A study group convened by the National Association of State Boards of Education drafted the report over a period of 18 months. It was released last month at NASBE's national conference in Kiawah Island, S.C.
Since state education budgets are controlled by legislators and governors, the report urges state boards to work more closely with lawmakers to unite school finance decisions with educational goals. The boards must also hold local schools accountable for their performance and how well they manage their budgets, the report says.
Copies of "Financing Student Success: Beyond Equity and Adequacy" can be obtained for $10 each, plus $2 shipping, from NASBE, 1012 Cameron St., Alexandria, VA 22314; (800) 220-5183.
Eastin Recommends Test for Calif. Students
To comply with a new California law requiring statewide testing of students' basic skills, state Superintendent Delaine Eastin has reluctantly recommended a test to the state board of education for use this school year.
Ms. Eastin picked the Comprehensive Test of Basic Skills/TerraNova, published by CTB/McGraw-Hill of Monterey, Calif., to be given to students in grades 2-11. That test won out over the Stanford Achievement Test, or SAT 9, published by San Antonio-based Harcourt Brace Educational Measurement, and the Iowa Tests of Basic Skills from Riverside Publishing in Itasca, Ill.
All of the tests submitted were "seriously flawed, with the test content falling years below grade-level expectations," Ms.

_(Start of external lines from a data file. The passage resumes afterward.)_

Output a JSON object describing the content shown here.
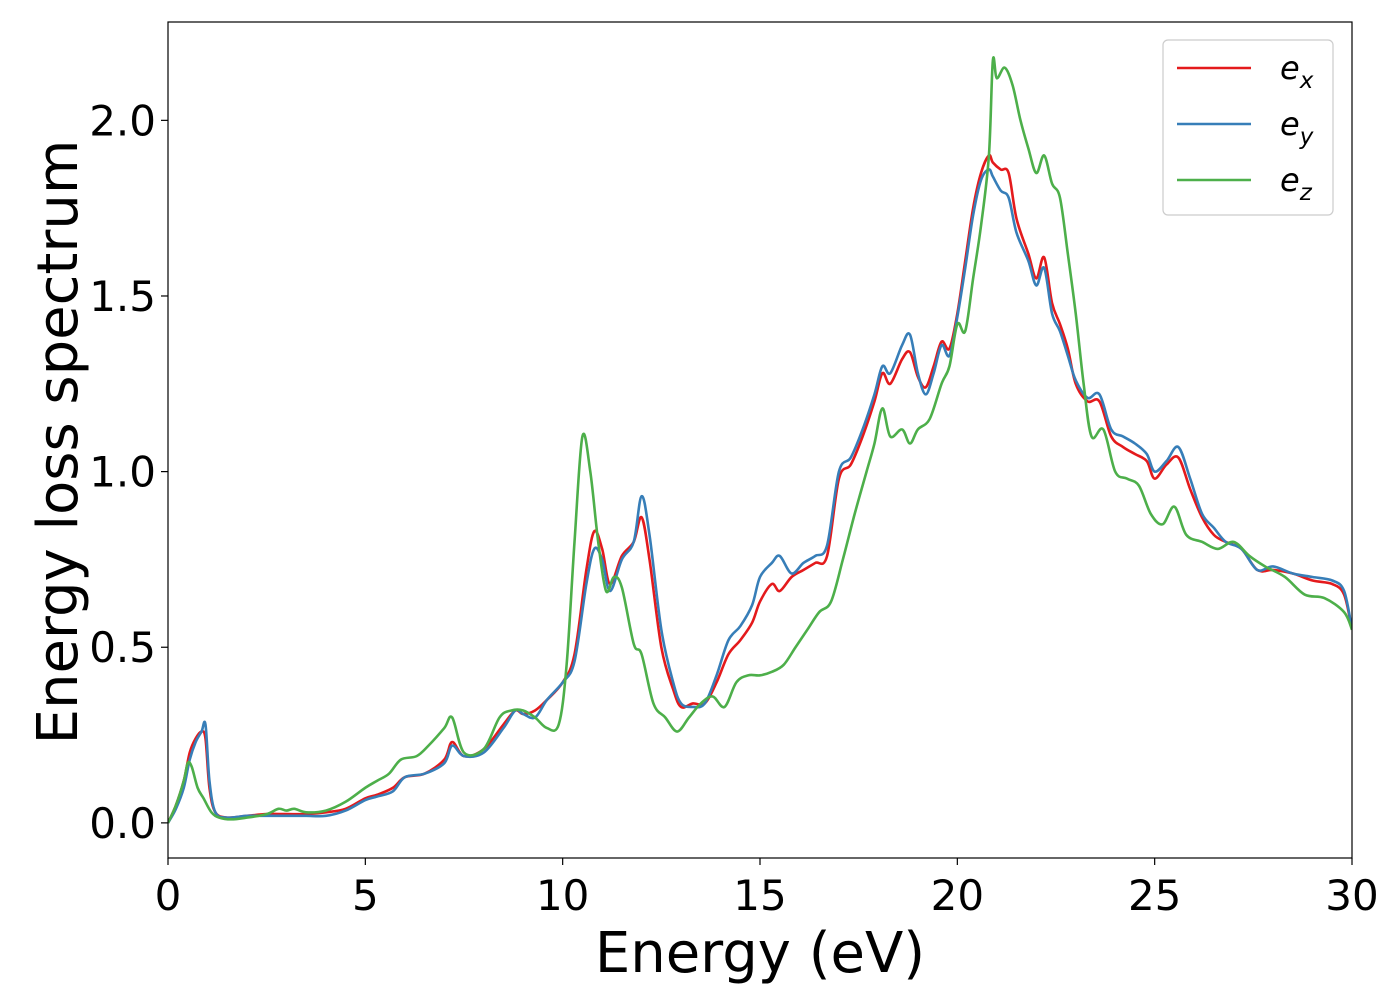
{
  "chart_data": {
    "type": "line",
    "title": "",
    "xlabel": "Energy (eV)",
    "ylabel": "Energy loss spectrum",
    "xlim": [
      0,
      30
    ],
    "ylim": [
      -0.1,
      2.28
    ],
    "xticks": [
      "0",
      "5",
      "10",
      "15",
      "20",
      "25",
      "30"
    ],
    "yticks": [
      "0.0",
      "0.5",
      "1.0",
      "1.5",
      "2.0"
    ],
    "grid": false,
    "legend_position": "top-right",
    "series": [
      {
        "name": "e_x",
        "legend_base": "e",
        "legend_sub": "x",
        "color": "#e41a1c",
        "x": [
          0,
          0.2,
          0.4,
          0.55,
          0.7,
          0.85,
          0.95,
          1.05,
          1.2,
          1.5,
          2,
          2.5,
          3,
          3.5,
          4,
          4.5,
          5,
          5.3,
          5.7,
          6,
          6.5,
          7,
          7.2,
          7.5,
          8,
          8.5,
          8.8,
          9,
          9.3,
          9.6,
          10,
          10.3,
          10.6,
          10.8,
          11.0,
          11.2,
          11.5,
          11.8,
          12.0,
          12.2,
          12.5,
          12.8,
          13.0,
          13.3,
          13.6,
          13.9,
          14.2,
          14.5,
          14.8,
          15.0,
          15.3,
          15.5,
          15.8,
          16.1,
          16.4,
          16.7,
          17.0,
          17.3,
          17.6,
          17.9,
          18.1,
          18.3,
          18.6,
          18.8,
          19.0,
          19.2,
          19.4,
          19.6,
          19.8,
          20.0,
          20.2,
          20.4,
          20.6,
          20.8,
          20.9,
          21.1,
          21.3,
          21.5,
          21.8,
          22.0,
          22.2,
          22.4,
          22.6,
          22.8,
          23.0,
          23.3,
          23.6,
          23.9,
          24.2,
          24.5,
          24.8,
          25.0,
          25.3,
          25.6,
          25.9,
          26.2,
          26.5,
          26.8,
          27.2,
          27.6,
          28.0,
          28.5,
          29.0,
          29.5,
          29.8,
          30
        ],
        "y": [
          0.0,
          0.05,
          0.12,
          0.2,
          0.24,
          0.26,
          0.24,
          0.1,
          0.03,
          0.015,
          0.02,
          0.025,
          0.025,
          0.025,
          0.03,
          0.04,
          0.07,
          0.08,
          0.1,
          0.13,
          0.14,
          0.18,
          0.23,
          0.19,
          0.21,
          0.28,
          0.32,
          0.31,
          0.32,
          0.35,
          0.4,
          0.48,
          0.72,
          0.83,
          0.78,
          0.68,
          0.76,
          0.8,
          0.87,
          0.75,
          0.5,
          0.38,
          0.33,
          0.34,
          0.34,
          0.4,
          0.48,
          0.52,
          0.57,
          0.63,
          0.68,
          0.66,
          0.7,
          0.72,
          0.74,
          0.76,
          0.98,
          1.02,
          1.1,
          1.2,
          1.28,
          1.25,
          1.32,
          1.34,
          1.27,
          1.24,
          1.3,
          1.37,
          1.35,
          1.45,
          1.6,
          1.75,
          1.85,
          1.9,
          1.88,
          1.86,
          1.85,
          1.72,
          1.62,
          1.55,
          1.61,
          1.48,
          1.42,
          1.35,
          1.25,
          1.2,
          1.2,
          1.1,
          1.07,
          1.05,
          1.03,
          0.98,
          1.02,
          1.04,
          0.95,
          0.87,
          0.82,
          0.8,
          0.78,
          0.72,
          0.72,
          0.71,
          0.69,
          0.68,
          0.65,
          0.55
        ]
      },
      {
        "name": "e_y",
        "legend_base": "e",
        "legend_sub": "y",
        "color": "#377eb8",
        "x": [
          0,
          0.2,
          0.4,
          0.55,
          0.7,
          0.85,
          0.95,
          1.05,
          1.2,
          1.5,
          2,
          2.5,
          3,
          3.5,
          4,
          4.5,
          5,
          5.3,
          5.7,
          6,
          6.5,
          7,
          7.2,
          7.5,
          8,
          8.5,
          8.8,
          9,
          9.3,
          9.6,
          10,
          10.3,
          10.6,
          10.8,
          11.0,
          11.2,
          11.5,
          11.8,
          12.0,
          12.2,
          12.5,
          12.8,
          13.0,
          13.3,
          13.6,
          13.9,
          14.2,
          14.5,
          14.8,
          15.0,
          15.3,
          15.5,
          15.8,
          16.1,
          16.4,
          16.7,
          17.0,
          17.3,
          17.6,
          17.9,
          18.1,
          18.3,
          18.6,
          18.8,
          19.0,
          19.2,
          19.4,
          19.6,
          19.8,
          20.0,
          20.2,
          20.4,
          20.6,
          20.8,
          20.9,
          21.1,
          21.3,
          21.5,
          21.8,
          22.0,
          22.2,
          22.4,
          22.6,
          22.8,
          23.0,
          23.3,
          23.6,
          23.9,
          24.2,
          24.5,
          24.8,
          25.0,
          25.3,
          25.6,
          25.9,
          26.2,
          26.5,
          26.8,
          27.2,
          27.6,
          28.0,
          28.5,
          29.0,
          29.5,
          29.8,
          30
        ],
        "y": [
          0.0,
          0.04,
          0.1,
          0.18,
          0.23,
          0.26,
          0.28,
          0.12,
          0.03,
          0.015,
          0.02,
          0.02,
          0.02,
          0.02,
          0.02,
          0.035,
          0.065,
          0.075,
          0.09,
          0.13,
          0.14,
          0.17,
          0.22,
          0.19,
          0.2,
          0.27,
          0.32,
          0.31,
          0.3,
          0.35,
          0.4,
          0.46,
          0.68,
          0.78,
          0.75,
          0.66,
          0.75,
          0.8,
          0.93,
          0.82,
          0.55,
          0.4,
          0.34,
          0.33,
          0.34,
          0.42,
          0.52,
          0.56,
          0.62,
          0.7,
          0.74,
          0.76,
          0.71,
          0.74,
          0.76,
          0.79,
          1.0,
          1.04,
          1.12,
          1.22,
          1.3,
          1.28,
          1.36,
          1.39,
          1.28,
          1.22,
          1.28,
          1.36,
          1.33,
          1.44,
          1.58,
          1.73,
          1.83,
          1.86,
          1.84,
          1.8,
          1.78,
          1.68,
          1.6,
          1.53,
          1.58,
          1.45,
          1.4,
          1.33,
          1.26,
          1.21,
          1.22,
          1.12,
          1.1,
          1.08,
          1.05,
          1.0,
          1.03,
          1.07,
          0.98,
          0.88,
          0.84,
          0.8,
          0.78,
          0.72,
          0.73,
          0.71,
          0.7,
          0.69,
          0.66,
          0.55
        ]
      },
      {
        "name": "e_z",
        "legend_base": "e",
        "legend_sub": "z",
        "color": "#4daf4a",
        "x": [
          0,
          0.2,
          0.4,
          0.5,
          0.6,
          0.75,
          0.9,
          1.1,
          1.3,
          1.6,
          2,
          2.5,
          2.8,
          3.0,
          3.2,
          3.5,
          4,
          4.5,
          5,
          5.3,
          5.6,
          5.9,
          6.3,
          6.6,
          7.0,
          7.2,
          7.5,
          8,
          8.4,
          8.7,
          9.0,
          9.3,
          9.6,
          9.9,
          10.1,
          10.3,
          10.5,
          10.7,
          10.9,
          11.1,
          11.3,
          11.5,
          11.8,
          12.0,
          12.3,
          12.6,
          12.9,
          13.2,
          13.5,
          13.8,
          14.1,
          14.4,
          14.7,
          15.0,
          15.3,
          15.6,
          15.9,
          16.2,
          16.5,
          16.8,
          17.1,
          17.4,
          17.7,
          17.9,
          18.1,
          18.3,
          18.6,
          18.8,
          19.0,
          19.3,
          19.6,
          19.8,
          20.0,
          20.2,
          20.4,
          20.6,
          20.8,
          20.9,
          21.0,
          21.2,
          21.4,
          21.6,
          21.8,
          22.0,
          22.2,
          22.4,
          22.6,
          22.8,
          23.0,
          23.2,
          23.4,
          23.7,
          24.0,
          24.3,
          24.6,
          24.9,
          25.2,
          25.5,
          25.8,
          26.2,
          26.6,
          27.0,
          27.4,
          27.8,
          28.3,
          28.8,
          29.3,
          29.8,
          30
        ],
        "y": [
          0.0,
          0.05,
          0.12,
          0.17,
          0.16,
          0.1,
          0.07,
          0.03,
          0.015,
          0.01,
          0.015,
          0.025,
          0.04,
          0.035,
          0.04,
          0.03,
          0.035,
          0.06,
          0.1,
          0.12,
          0.14,
          0.18,
          0.19,
          0.22,
          0.27,
          0.3,
          0.2,
          0.21,
          0.3,
          0.32,
          0.32,
          0.3,
          0.27,
          0.28,
          0.45,
          0.8,
          1.1,
          1.0,
          0.8,
          0.66,
          0.7,
          0.67,
          0.51,
          0.48,
          0.34,
          0.3,
          0.26,
          0.3,
          0.34,
          0.36,
          0.33,
          0.4,
          0.42,
          0.42,
          0.43,
          0.45,
          0.5,
          0.55,
          0.6,
          0.63,
          0.75,
          0.88,
          1.0,
          1.08,
          1.18,
          1.1,
          1.12,
          1.08,
          1.12,
          1.15,
          1.25,
          1.3,
          1.42,
          1.4,
          1.55,
          1.7,
          1.9,
          2.17,
          2.12,
          2.15,
          2.1,
          2.0,
          1.92,
          1.85,
          1.9,
          1.82,
          1.78,
          1.62,
          1.45,
          1.25,
          1.1,
          1.12,
          1.0,
          0.98,
          0.96,
          0.88,
          0.85,
          0.9,
          0.82,
          0.8,
          0.78,
          0.8,
          0.76,
          0.73,
          0.7,
          0.65,
          0.64,
          0.6,
          0.55
        ]
      }
    ]
  }
}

Eastin said in an Oct. 31 letter to the state board. Ms. Eastin said she selected TerraNova because it was relatively strong for the lower grade levels and because CTB tests are used by California districts now, perhaps allowing for easier comparisons of results.
The basic-skills test, which will give scores for individual students, is intended to supplement a new state assessment that will be created to reflect state academic standards now under development. The state board must vote on Ms. Eastin's recommendation by Nov. 14.

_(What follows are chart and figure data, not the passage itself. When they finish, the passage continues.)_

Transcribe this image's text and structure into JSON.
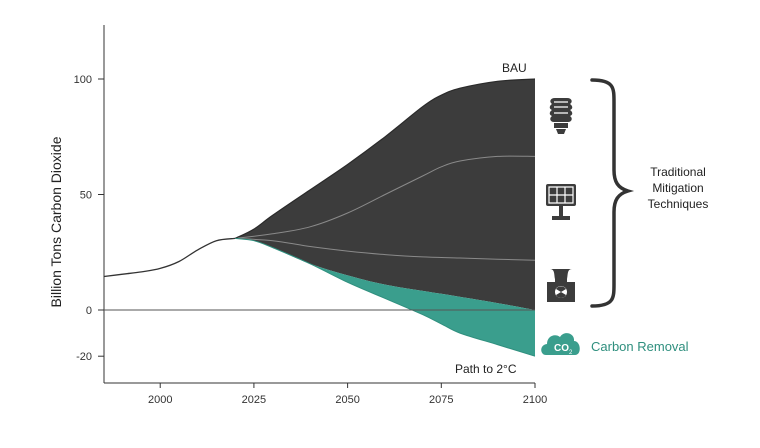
{
  "chart_data": {
    "type": "area",
    "title": "",
    "xlabel": "",
    "ylabel": "Billion Tons Carbon Dioxide",
    "xlim": [
      1985,
      2100
    ],
    "ylim": [
      -30,
      125
    ],
    "x_ticks": [
      2000,
      2025,
      2050,
      2075,
      2100
    ],
    "y_ticks": [
      100,
      50,
      0,
      -20
    ],
    "grid": false,
    "legend": "none",
    "historical": {
      "x": [
        1985,
        1990,
        1995,
        2000,
        2005,
        2010,
        2015,
        2020
      ],
      "y": [
        14.5,
        15.5,
        16.5,
        18,
        21,
        26,
        30,
        31
      ]
    },
    "series": [
      {
        "name": "BAU",
        "x": [
          2020,
          2025,
          2030,
          2040,
          2050,
          2060,
          2070,
          2075,
          2080,
          2090,
          2100
        ],
        "y": [
          31,
          35,
          41,
          52,
          63,
          75,
          88,
          93,
          96,
          99,
          100
        ]
      },
      {
        "x": [
          2020,
          2030,
          2040,
          2050,
          2060,
          2070,
          2075,
          2080,
          2090,
          2100
        ],
        "y": [
          31,
          33,
          36,
          42,
          50,
          58,
          62,
          64.5,
          66.5,
          66.5
        ]
      },
      {
        "x": [
          2020,
          2030,
          2040,
          2050,
          2060,
          2070,
          2080,
          2090,
          2100
        ],
        "y": [
          31,
          30,
          27.5,
          25.5,
          24,
          23,
          22.5,
          22,
          21.5
        ]
      },
      {
        "x": [
          2020,
          2025,
          2030,
          2040,
          2050,
          2060,
          2075,
          2090,
          2100
        ],
        "y": [
          31,
          30,
          27,
          20,
          15,
          11,
          7,
          3,
          0
        ]
      },
      {
        "name": "Path to 2°C",
        "x": [
          2020,
          2025,
          2030,
          2040,
          2050,
          2060,
          2070,
          2075,
          2080,
          2090,
          2100
        ],
        "y": [
          31,
          30,
          27,
          20,
          12,
          5,
          -2,
          -6,
          -10,
          -15,
          -20
        ]
      }
    ],
    "annotations": {
      "bau": "BAU",
      "path": "Path to 2°C",
      "traditional": [
        "Traditional",
        "Mitigation",
        "Techniques"
      ],
      "removal": "Carbon Removal",
      "co2_icon_text": "CO",
      "co2_icon_sub": "2"
    },
    "icons": [
      "lightbulb-icon",
      "solar-panel-icon",
      "nuclear-plant-icon",
      "co2-cloud-icon"
    ],
    "colors": {
      "mitigation_fill": "#3c3c3c",
      "removal_fill": "#3a9e8d",
      "line": "#333333",
      "divider": "#8a8a8a",
      "removal_text": "#2f8f7e"
    }
  }
}
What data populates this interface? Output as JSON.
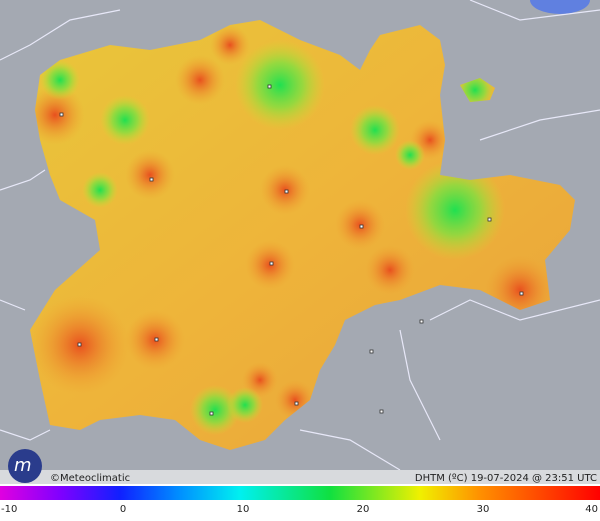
{
  "footer": {
    "credit": "©Meteoclimatic",
    "caption": "DHTM (ºC) 19-07-2024 @ 23:51 UTC"
  },
  "colorbar": {
    "ticks": [
      -10,
      0,
      10,
      20,
      30,
      40
    ]
  }
}
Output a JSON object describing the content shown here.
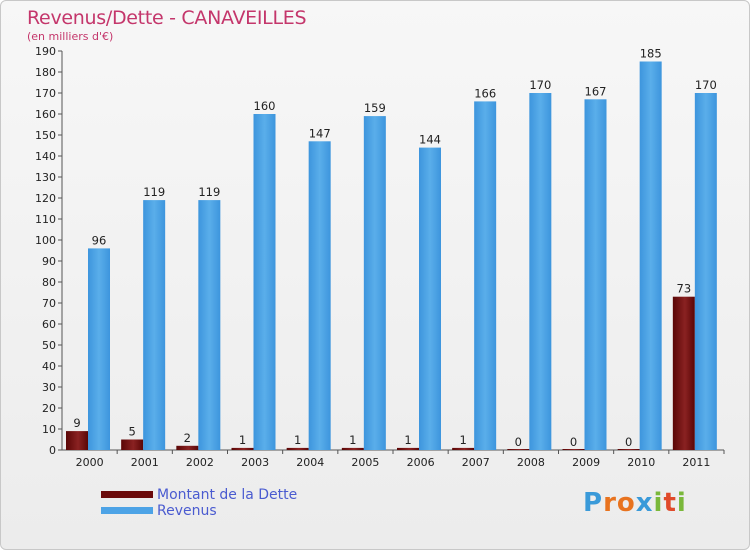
{
  "header": {
    "title": "Revenus/Dette - CANAVEILLES",
    "subtitle": "(en milliers d'€)"
  },
  "legend": {
    "items": [
      {
        "label": "Montant de la Dette",
        "color": "#6b0a0a"
      },
      {
        "label": "Revenus",
        "color": "#4da3e6"
      }
    ]
  },
  "logo": {
    "text": "Proxiti",
    "letters": [
      {
        "ch": "P",
        "color": "#3a9ad9"
      },
      {
        "ch": "r",
        "color": "#e8731f"
      },
      {
        "ch": "o",
        "color": "#e8731f"
      },
      {
        "ch": "x",
        "color": "#3a9ad9"
      },
      {
        "ch": "i",
        "color": "#7ab83a"
      },
      {
        "ch": "t",
        "color": "#e04a2a"
      },
      {
        "ch": "i",
        "color": "#7ab83a"
      }
    ]
  },
  "chart_data": {
    "type": "bar",
    "title": "Revenus/Dette - CANAVEILLES",
    "subtitle": "(en milliers d'€)",
    "categories": [
      "2000",
      "2001",
      "2002",
      "2003",
      "2004",
      "2005",
      "2006",
      "2007",
      "2008",
      "2009",
      "2010",
      "2011"
    ],
    "series": [
      {
        "name": "Montant de la Dette",
        "values": [
          9,
          5,
          2,
          1,
          1,
          1,
          1,
          1,
          0,
          0,
          0,
          73
        ]
      },
      {
        "name": "Revenus",
        "values": [
          96,
          119,
          119,
          160,
          147,
          159,
          144,
          166,
          170,
          167,
          185,
          170
        ]
      }
    ],
    "ylim": [
      0,
      190
    ],
    "ytick_step": 10,
    "grid": false,
    "legend_position": "bottom-left"
  }
}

Texas Unveils Teacher-Recertification Plan
Texas teachers would have to complete 150 hours of continuing education every five years to be recertified, under a preliminary plan approved by the State Board for Educator Certification.
Texas does not now require continuing education for teachers. Statewide, school districts offer from seven hours a year of staff development to 13 full days, an official of the state board said. "We need to have a statewide standard," said Stephanie Korcheck, the board's director of policy and planning.
But state teachers' groups denounced the plan, approved last month, as a slap in the face to teachers who now have lifetime certificates. "This is about teachers being scapegoated for education's ills," said John Cole, the president of the Texas Federation of Teachers, the state affiliate of the American Federation of Teachers.
In a nod to teachers' concerns, the certification board reduced the number of continuing education hours from 200, as originally proposed. The plan is slated to come up for a final vote in March.
Survey: Revenue Caps Restrict Wis. Districts
Statewide revenue caps limiting how much Wisconsin school districts can take in each year have forced many superintendents to delay building-maintenance projects and put off buying new technology for their schools, according to a recent survey.
Forty percent of the state's superintendents who responded to the survey said they have had to delay or reduce the hiring of new staff members this year. Roughly 27 percent said they have had to increase teacher workloads and class sizes in their districts, the survey conducted by the Wisconsin Association of School District Administrators and the Wisconsin Education Association Council found.
A 1993 state law caps school budget increases at $206 per student each year, and limits increases in salaries for teachers and administrators.
"It's had sort of a compounding affect through time," said Jeff Leverich, a research coordinator at the Wisconsin Education Association Council, an affiliate of the National Education Association, which is lobbying to end the limits.